Não se trata apenas de instalar mais turbinas ou painéis solares. O desafio é redesenhar os modelos de desenvolvimento, de modo que a descarbonização caminhe junto com a inclusão social, a segurança energética e a valorização das economias locais. Segundo a Agência Internacional de Energia (IEA), os investimentos em renováveis no Sul Global ainda representam menos de 15% do total mundial, apesar de a região concentrar mais de 40% do potencial de expansão. Esse descompasso mostra que a transição não é neutra nem automática ela reflete escolhas políticas, regulatórias e econômicas.
Portanto, a questão central que se impõe é clara: quem vai se beneficiar dessa transição? Países e comunidades que conseguirem estruturar políticas de retenção de valor, capacitação e governança terão a chance de transformar a energia limpa em vetor de desenvolvimento soberano. Já aqueles que não enfrentarem esse debate correm o risco de permanecer como fornecedores periféricos de recursos baratos para as economias industrializadas.
O paradoxo da abundância no Sul Global
O Sul Global que abrange América Latina, África e grande parte da Ásia concentra mais da metade da população mundial e alguns dos maiores potenciais de recursos renováveis do planeta. No entanto, segundo a Agência Internacional de Energia (IEA, 2024), a região recebe menos de 20% dos investimentos globais em energia limpa. Esse descompasso escancara uma realidade incômoda: há energia em abundância, mas falta capital, infraestrutura e governança para transformá-la em desenvolvimento sustentável.
O Brasil é um exemplo emblemático dessa contradição. O país ostenta uma das matrizes elétricas mais limpas do mundo, com cerca de 85% da geração proveniente de fontes renováveis, de acordo com a Empresa de Pesquisa Energética (EPE). Apesar desse dado impressionante, os desafios estruturais persistem. A matriz ainda depende fortemente das grandes hidrelétricas vulneráveis a crises hídricas e novas tecnologias, como armazenamento em larga escala e hidrogênio verde, avançam de forma lenta e concentrada em poucos territórios. Nas regiões periféricas, o acesso desigual à energia continua limitando a inclusão social e a competitividade econômica.
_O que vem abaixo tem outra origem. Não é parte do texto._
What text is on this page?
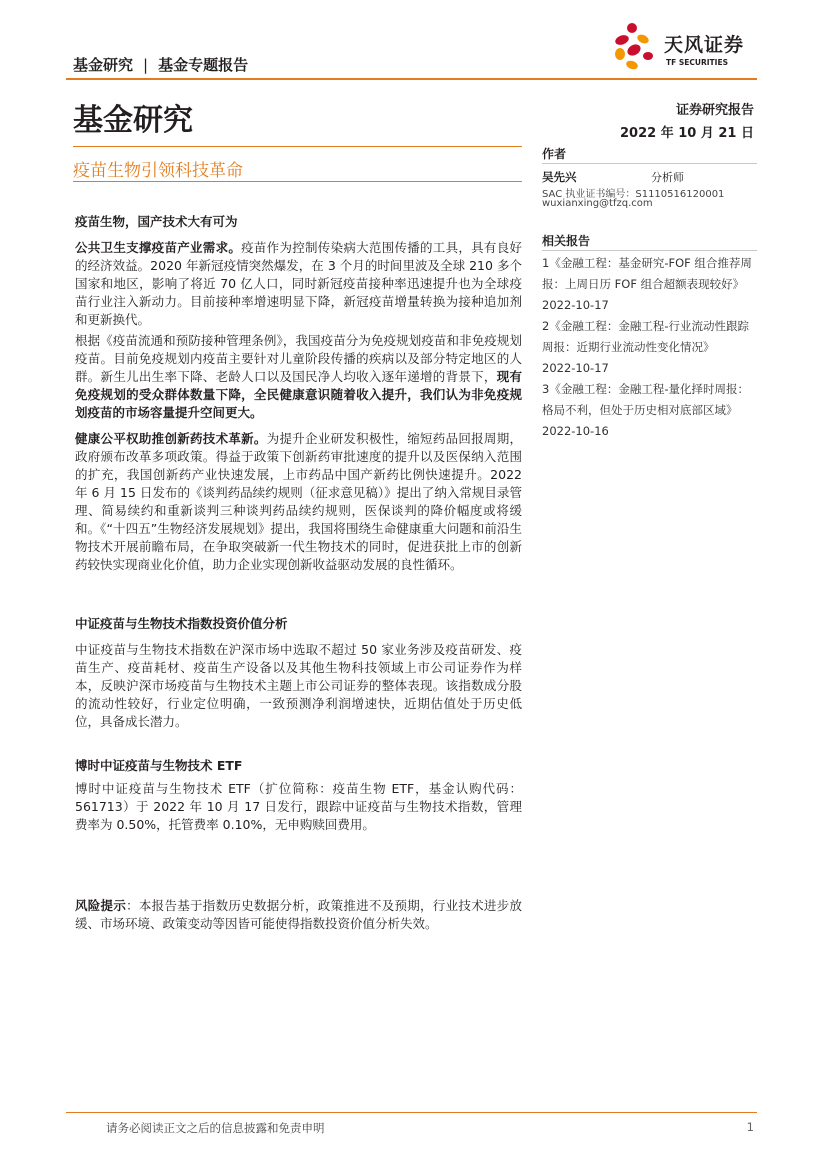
基金研究 | 基金专题报告
天风证券
TF SECURITIES
基金研究	证券研究报告
2022 年 10 月 21 日
疫苗生物引领科技革命
疫苗生物，国产技术大有可为

公共卫生支撑疫苗产业需求。疫苗作为控制传染病大范围传播的工具，具有良好的经济效益。2020 年新冠疫情突然爆发，在 3 个月的时间里波及全球 210 多个国家和地区，影响了将近 70 亿人口，同时新冠疫苗接种率迅速提升也为全球疫苗行业注入新动力。目前接种率增速明显下降，新冠疫苗增量转换为接种追加剂和更新换代。

根据《疫苗流通和预防接种管理条例》，我国疫苗分为免疫规划疫苗和非免疫规划疫苗。目前免疫规划内疫苗主要针对儿童阶段传播的疾病以及部分特定地区的人群。新生儿出生率下降、老龄人口以及国民净人均收入逐年递增的背景下，现有免疫规划的受众群体数量下降，全民健康意识随着收入提升，我们认为非免疫规划疫苗的市场容量提升空间更大。

健康公平权助推创新药技术革新。为提升企业研发积极性，缩短药品回报周期，政府颁布改革多项政策。得益于政策下创新药审批速度的提升以及医保纳入范围的扩充，我国创新药产业快速发展，上市药品中国产新药比例快速提升。2022 年 6 月 15 日发布的《谈判药品续约规则（征求意见稿）》提出了纳入常规目录管理、简易续约和重新谈判三种谈判药品续约规则，医保谈判的降价幅度或将缓和。《“十四五”生物经济发展规划》提出，我国将围绕生命健康重大问题和前沿生物技术开展前瞻布局，在争取突破新一代生物技术的同时，促进获批上市的创新药较快实现商业化价值，助力企业实现创新收益驱动发展的良性循环。

中证疫苗与生物技术指数投资价值分析

中证疫苗与生物技术指数在沪深市场中选取不超过 50 家业务涉及疫苗研发、疫苗生产、疫苗耗材、疫苗生产设备以及其他生物科技领域上市公司证券作为样本，反映沪深市场疫苗与生物技术主题上市公司证券的整体表现。该指数成分股的流动性较好，行业定位明确，一致预测净利润增速快，近期估值处于历史低位，具备成长潜力。

博时中证疫苗与生物技术 ETF

博时中证疫苗与生物技术 ETF（扩位简称：疫苗生物 ETF，基金认购代码：561713）于 2022 年 10 月 17 日发行，跟踪中证疫苗与生物技术指数，管理费率为 0.50%，托管费率 0.10%，无申购赎回费用。

风险提示：本报告基于指数历史数据分析，政策推进不及预期，行业技术进步放缓、市场环境、政策变动等因皆可能使得指数投资价值分析失效。

作者
吴先兴	分析师
SAC 执业证书编号：S1110516120001
wuxianxing@tfzq.com
相关报告
1《金融工程：基金研究-FOF 组合推荐周报：上周日历 FOF 组合超额表现较好》
2022-10-17
2《金融工程：金融工程-行业流动性跟踪周报：近期行业流动性变化情况》
2022-10-17
3《金融工程：金融工程-量化择时周报：格局不利，但处于历史相对底部区域》 2022-10-16
请务必阅读正文之后的信息披露和免责申明	1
Em paralelo, a pressão internacional por metas climáticas mais rígidas e descarbonização em ritmo acelerado impõe desafios adicionais. Países em desenvolvimento são cobrados a avançar na mesma velocidade das economias ricas, sem levar em conta condições locais como desigualdade social, custo elevado do capital e infraestrutura defasada. Relatório do Banco Mundial (2023) destaca que o custo do financiamento de projetos renováveis no Sul Global pode ser até três vezes maior que em países desenvolvidos, um fator que compromete a competitividade e atrasa a expansão.
O cenário atual, portanto, é paradoxal. De um lado, abundância de recursos e metas climáticas ambiciosas; de outro, um déficit de investimentos e condições desiguais de transição. A questão que se coloca é se os países do Sul Global conseguirão converter seu potencial renovável em um caminho de desenvolvimento soberano ou se continuarão presos ao papel histórico de fornecedores periféricos de recursos baratos para nações industrializadas.
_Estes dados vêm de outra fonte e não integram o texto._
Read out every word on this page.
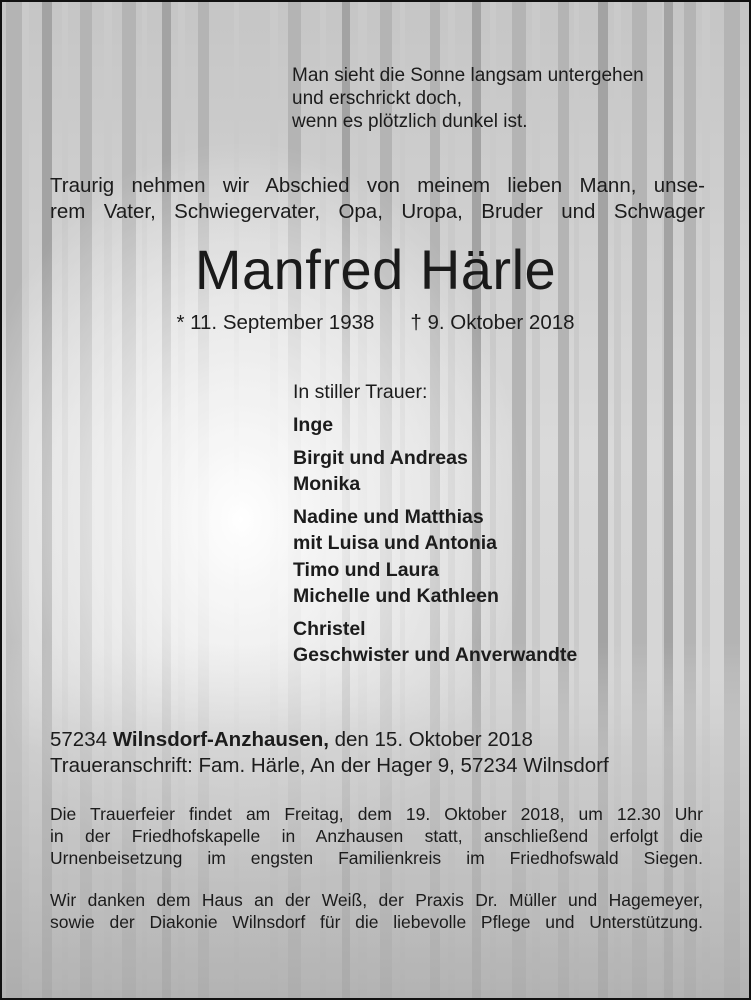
Man sieht die Sonne langsam untergehen
und erschrickt doch,
wenn es plötzlich dunkel ist.
Traurig nehmen wir Abschied von meinem lieben Mann, unse-
rem Vater, Schwiegervater, Opa, Uropa, Bruder und Schwager
Manfred Härle
* 11. September 1938 † 9. Oktober 2018
In stiller Trauer:
Inge
Birgit und Andreas
Monika
Nadine und Matthias
mit Luisa und Antonia
Timo und Laura
Michelle und Kathleen
Christel
Geschwister und Anverwandte
57234 Wilnsdorf-Anzhausen, den 15. Oktober 2018
Traueranschrift: Fam. Härle, An der Hager 9, 57234 Wilnsdorf
Die Trauerfeier findet am Freitag, dem 19. Oktober 2018, um 12.30 Uhr
in der Friedhofskapelle in Anzhausen statt, anschließend erfolgt die
Urnenbeisetzung im engsten Familienkreis im Friedhofswald Siegen.
Wir danken dem Haus an der Weiß, der Praxis Dr. Müller und Hagemeyer,
sowie der Diakonie Wilnsdorf für die liebevolle Pflege und Unterstützung.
O peso das barreiras estruturais na transição justa
A busca por uma transição energética justa no Sul Global enfrenta barreiras que vão muito além da dimensão tecnológica. São obstáculos estruturais e sistêmicos que revelam que a transição não será neutra nem automática, pois envolve disputas de poder, desigualdades históricas e tensões entre interesses globais e locais.
O primeiro desafio é a assimetria no financiamento. Os fluxos de capital internacional seguem concentrados em países de menor risco regulatório e com maior retorno imediato, deixando grande parte do Sul Global fora dos investimentos estratégicos. De acordo com a BloombergNEF (2023), o custo médio de financiamento para projetos renováveis na América Latina e na África pode ser até três vezes maior do que na Europa e nos Estados Unidos. Essa disparidade torna inviável projetos justamente em comunidades vulneráveis e territórios isolados, onde a transição energética poderia gerar maior impacto social.
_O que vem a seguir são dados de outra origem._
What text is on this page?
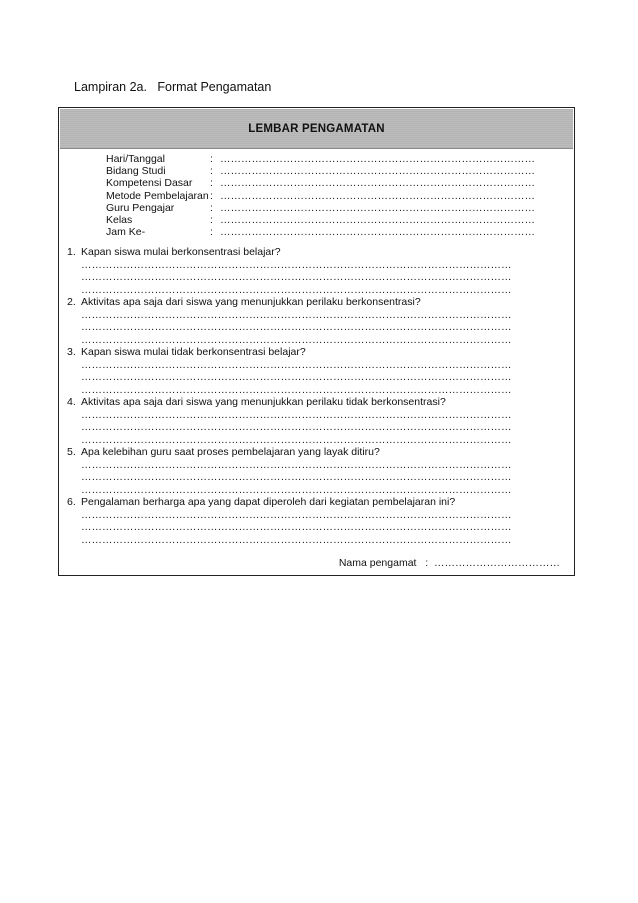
Lampiran 2a.   Format Pengamatan
LEMBAR PENGAMATAN
Hari/Tanggal	: ………………………………………………………………………………
Bidang Studi	: ………………………………………………………………………………
Kompetensi Dasar	: ………………………………………………………………………………
Metode Pembelajaran : ………………………………………………………………………………
Guru Pengajar	: ………………………………………………………………………………
Kelas	: ………………………………………………………………………………
Jam Ke-	: ………………………………………………………………………………
1. Kapan siswa mulai berkonsentrasi belajar?
……………………………………………………………………………………………………………
……………………………………………………………………………………………………………
……………………………………………………………………………………………………………
2. Aktivitas apa saja dari siswa yang menunjukkan perilaku berkonsentrasi?
……………………………………………………………………………………………………………
……………………………………………………………………………………………………………
……………………………………………………………………………………………………………
3. Kapan siswa mulai tidak berkonsentrasi belajar?
……………………………………………………………………………………………………………
……………………………………………………………………………………………………………
……………………………………………………………………………………………………………
4. Aktivitas apa saja dari siswa yang menunjukkan perilaku tidak berkonsentrasi?
……………………………………………………………………………………………………………
……………………………………………………………………………………………………………
……………………………………………………………………………………………………………
5. Apa kelebihan guru saat proses pembelajaran yang layak ditiru?
……………………………………………………………………………………………………………
……………………………………………………………………………………………………………
……………………………………………………………………………………………………………
6. Pengalaman berharga apa yang dapat diperoleh dari kegiatan pembelajaran ini?
……………………………………………………………………………………………………………
……………………………………………………………………………………………………………
……………………………………………………………………………………………………………
Nama pengamat : ………………………………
Outro ponto crítico é a persistência de modelos extrativistas. Apesar do discurso da descarbonização, muitos empreendimentos renováveis seguem a lógica da exportação de energia ou da produção de hidrogênio verde voltada a mercados externos, sem redistribuição real de valor nos territórios de origem. O paradoxo é evidente: países ricos recebem energia limpa para acelerar suas metas de transição, enquanto comunidades locais permanecem à margem, muitas vezes sem acesso adequado à infraestrutura básica.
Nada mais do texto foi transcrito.